Overall, the conversations represented Anglicanism at its best – finding a way to talk and share communion with each other despite our differences. As Richard Coles (who was at the same gathering) said in his Pause For Thought reflection, we didn’t find the answers, but what we did find was (in his words) that our non-negotiables seem a bit more negotiable when we explore them together rather than using them as barriers to keep each other out.
The value of exploring our positions in the company of those we disagree with (as opposed to arguing with each other) is that we can see where the differences between us really lie, and as might be expected we often find that they are not where we might have thought. There were some great moments over the days we had together where there was a palpable sense that misconceptions were being set aside, and those who fundamentally disagreed with each other took the time to see each other clearly and left with a greater respect for each other. In particular, there was a session where one of the self-described conservatives sat with a group of self-confessed liberals and listened to all the things they wanted him to hear, before stating his own position as clearly and non-defensively as he could. Rather like a lion in a den of Daniels, as someone described it later. Nobody changed their minds about what they believed. But I think everyone came away with a real sense of respect for each other as people sincerely trying to live their lives as disciples of Christ.

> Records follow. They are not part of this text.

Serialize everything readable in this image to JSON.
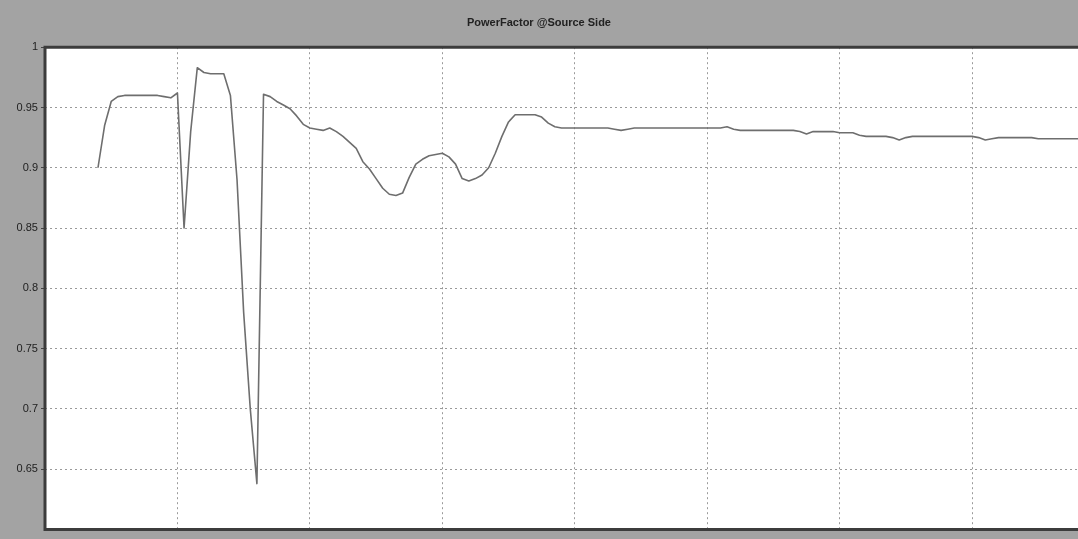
{
  "chart_data": {
    "type": "line",
    "title": "PowerFactor @Source Side",
    "categories": [
      null,
      null,
      null,
      null,
      null,
      null,
      null,
      null,
      null,
      null,
      null,
      null,
      null,
      null,
      null,
      null,
      null,
      null,
      null,
      null,
      null,
      null,
      null,
      null,
      null,
      null,
      null,
      null,
      null,
      null,
      null,
      null,
      null,
      null,
      null,
      null,
      null,
      null,
      null,
      null,
      null,
      null,
      null,
      null,
      null,
      null,
      null,
      null,
      null,
      null,
      null,
      null,
      null,
      null,
      null,
      null,
      null,
      null,
      null,
      null,
      null,
      null,
      null,
      null,
      null,
      null,
      null,
      null,
      null,
      null,
      null,
      null,
      null,
      null,
      null,
      null,
      null,
      null,
      null,
      null,
      null,
      null,
      null,
      null,
      null,
      null,
      null,
      null,
      null,
      null,
      null,
      null,
      null,
      null,
      null,
      null,
      null,
      null,
      null,
      null,
      null,
      null,
      null,
      null,
      null,
      null,
      null,
      null,
      null,
      null,
      null,
      null,
      null,
      null,
      null,
      null,
      null,
      null,
      null,
      null,
      null,
      null,
      null,
      null,
      null,
      null,
      null,
      null,
      null,
      null,
      null,
      null,
      null,
      null,
      null,
      null,
      null,
      null,
      null,
      null,
      null,
      null,
      null,
      null,
      null,
      null,
      null,
      null,
      null,
      null,
      null,
      null,
      null,
      null,
      null,
      null,
      null
    ],
    "series": [
      {
        "color": "#6e6e6e",
        "values": [
          null,
          null,
          null,
          null,
          null,
          null,
          null,
          null,
          0.9,
          0.935,
          0.955,
          0.959,
          0.96,
          0.96,
          0.96,
          0.96,
          0.96,
          0.96,
          0.959,
          0.958,
          0.962,
          0.85,
          0.93,
          0.983,
          0.979,
          0.978,
          0.978,
          0.978,
          0.96,
          0.89,
          0.78,
          0.7,
          0.638,
          0.961,
          0.959,
          0.955,
          0.952,
          0.949,
          0.943,
          0.936,
          0.933,
          0.932,
          0.931,
          0.933,
          0.93,
          0.926,
          0.921,
          0.916,
          0.905,
          0.899,
          0.891,
          0.883,
          0.878,
          0.877,
          0.879,
          0.892,
          0.903,
          0.907,
          0.91,
          0.911,
          0.912,
          0.909,
          0.903,
          0.891,
          0.889,
          0.891,
          0.894,
          0.9,
          0.912,
          0.926,
          0.938,
          0.944,
          0.944,
          0.944,
          0.944,
          0.942,
          0.937,
          0.934,
          0.933,
          0.933,
          0.933,
          0.933,
          0.933,
          0.933,
          0.933,
          0.933,
          0.932,
          0.931,
          0.932,
          0.933,
          0.933,
          0.933,
          0.933,
          0.933,
          0.933,
          0.933,
          0.933,
          0.933,
          0.933,
          0.933,
          0.933,
          0.933,
          0.933,
          0.934,
          0.932,
          0.931,
          0.931,
          0.931,
          0.931,
          0.931,
          0.931,
          0.931,
          0.931,
          0.931,
          0.93,
          0.928,
          0.93,
          0.93,
          0.93,
          0.93,
          0.929,
          0.929,
          0.929,
          0.927,
          0.926,
          0.926,
          0.926,
          0.926,
          0.925,
          0.923,
          0.925,
          0.926,
          0.926,
          0.926,
          0.926,
          0.926,
          0.926,
          0.926,
          0.926,
          0.926,
          0.926,
          0.925,
          0.923,
          0.924,
          0.925,
          0.925,
          0.925,
          0.925,
          0.925,
          0.925,
          0.924,
          0.924,
          0.924,
          0.924,
          0.924,
          0.924,
          0.924
        ]
      }
    ],
    "ylim": [
      0.6,
      1
    ],
    "yticks": [
      0.65,
      0.7,
      0.75,
      0.8,
      0.85,
      0.9,
      0.95,
      1
    ],
    "grid": true,
    "tick_labels": "y",
    "marker": "none",
    "legend": false
  }
}
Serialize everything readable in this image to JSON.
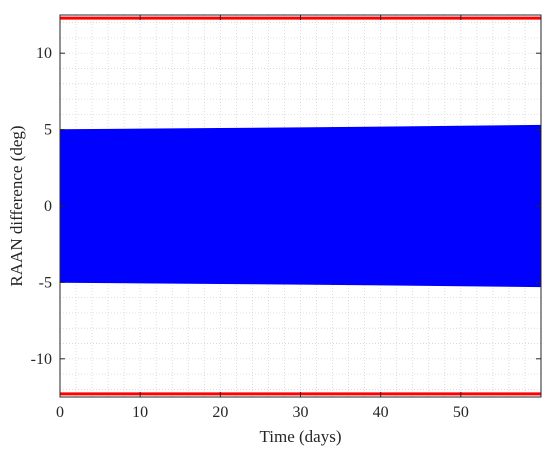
{
  "chart_data": {
    "type": "area",
    "title": "",
    "xlabel": "Time (days)",
    "ylabel": "RAAN difference (deg)",
    "xlim": [
      0,
      60
    ],
    "ylim": [
      -12.5,
      12.5
    ],
    "xticks": [
      0,
      10,
      20,
      30,
      40,
      50
    ],
    "yticks": [
      -10,
      -5,
      0,
      5,
      10
    ],
    "xtick_labels": [
      "0",
      "10",
      "20",
      "30",
      "40",
      "50"
    ],
    "ytick_labels": [
      "-10",
      "-5",
      "0",
      "5",
      "10"
    ],
    "grid": "dotted, minor",
    "series": [
      {
        "role": "RAAN difference envelope",
        "color": "#0000ff",
        "x": [
          0,
          10,
          20,
          30,
          40,
          50,
          60
        ],
        "upper": [
          5.0,
          5.04,
          5.08,
          5.12,
          5.17,
          5.22,
          5.28
        ],
        "lower": [
          -5.0,
          -5.04,
          -5.08,
          -5.12,
          -5.17,
          -5.22,
          -5.28
        ]
      },
      {
        "role": "upper limit",
        "color": "#ff0000",
        "x": [
          0,
          60
        ],
        "y": [
          12.3,
          12.3
        ]
      },
      {
        "role": "lower limit",
        "color": "#ff0000",
        "x": [
          0,
          60
        ],
        "y": [
          -12.3,
          -12.3
        ]
      }
    ]
  }
}
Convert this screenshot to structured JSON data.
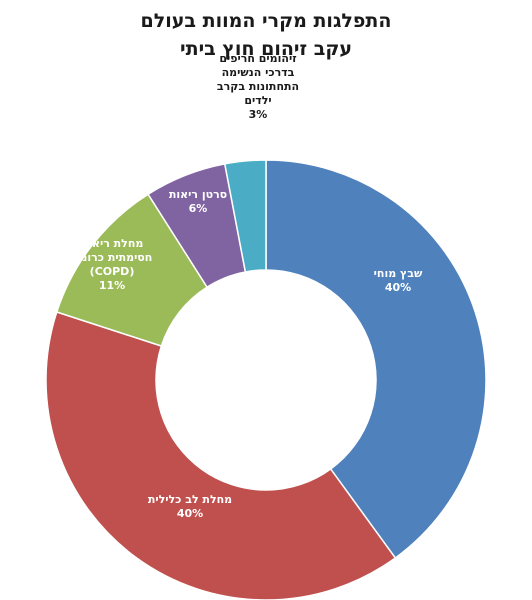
{
  "title": {
    "line1": "התפלגות מקרי המוות בעולם",
    "line2": "עקב זיהום חוץ ביתי"
  },
  "chart_data": {
    "type": "pie",
    "variant": "donut",
    "title": "התפלגות מקרי המוות בעולם עקב זיהום חוץ ביתי",
    "start": "top, clockwise",
    "slices": [
      {
        "label_lines": [
          "שבץ מוחי"
        ],
        "pct_text": "40%",
        "value": 40,
        "color": "#4f81bd",
        "label_color": "#ffffff"
      },
      {
        "label_lines": [
          "מחלת לב כלילית"
        ],
        "pct_text": "40%",
        "value": 40,
        "color": "#c0504d",
        "label_color": "#ffffff"
      },
      {
        "label_lines": [
          "מחלת ריאות",
          "חסימתית כרונית",
          "(COPD)"
        ],
        "pct_text": "11%",
        "value": 11,
        "color": "#9bbb59",
        "label_color": "#ffffff"
      },
      {
        "label_lines": [
          "סרטן ריאות"
        ],
        "pct_text": "6%",
        "value": 6,
        "color": "#8064a2",
        "label_color": "#ffffff"
      },
      {
        "label_lines": [
          "זיהומים חריפים",
          "בדרכי הנשימה",
          "התחתונות בקרב",
          "ילדים"
        ],
        "pct_text": "3%",
        "value": 3,
        "color": "#4bacc6",
        "label_color": "#1a1a1a"
      }
    ]
  }
}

So overall, I felt the Conversations were a positive thing and I sincerely hope that they help the church as we move forward together. However, I came away with a feeling of great sadness that I haven’t been able to shake. I took the time while I was there to talk to most of the people who were self-confessed conservatives. This wasn’t particularly onerous – they were all quite congenial and they were all evangelical (if there were conservative catholics in our gathering I don’t think I met them), so they were my people, we shared a common language. Although I think we were able to identify the areas where we disagreed (and this has given me much to ponder over) there was a great deal on which we agreed. Yet from all of them, I had the unmistakeable sense that they were disengaging from the debate. Not on a personal level – I think those who were there genuinely contributed to the Conversations – but they were self-consciously representatives of a grouping that was disengaging from the debate. Almost every one of them talked about what it would take for them to leave the church. Some seemed convinced it would happen, and sooner rather than later. And these, of course, were the conservatives who were independently-minded enough to disregard the advice of Reform to boycott the Conversations. Reform’s position in itself indicates an even more significant level of disengagement that is prevalent amongst many conservatives. I had the frustrating sense that there was a good and worthwhile conversation just starting, very hesitantly, to begin, and yet that one ‘side’ had already decided that conversation had been exhausted and was getting ready to walk out.

I’m not sure where that leaves the Church of England. It leaves me, as an evangelical anglican feeling, as I said to someone at the conversations, like a child watching their parents go through a nasty divorce, conscious that at some point I’m going to have to decide which one I’m going to have to live with.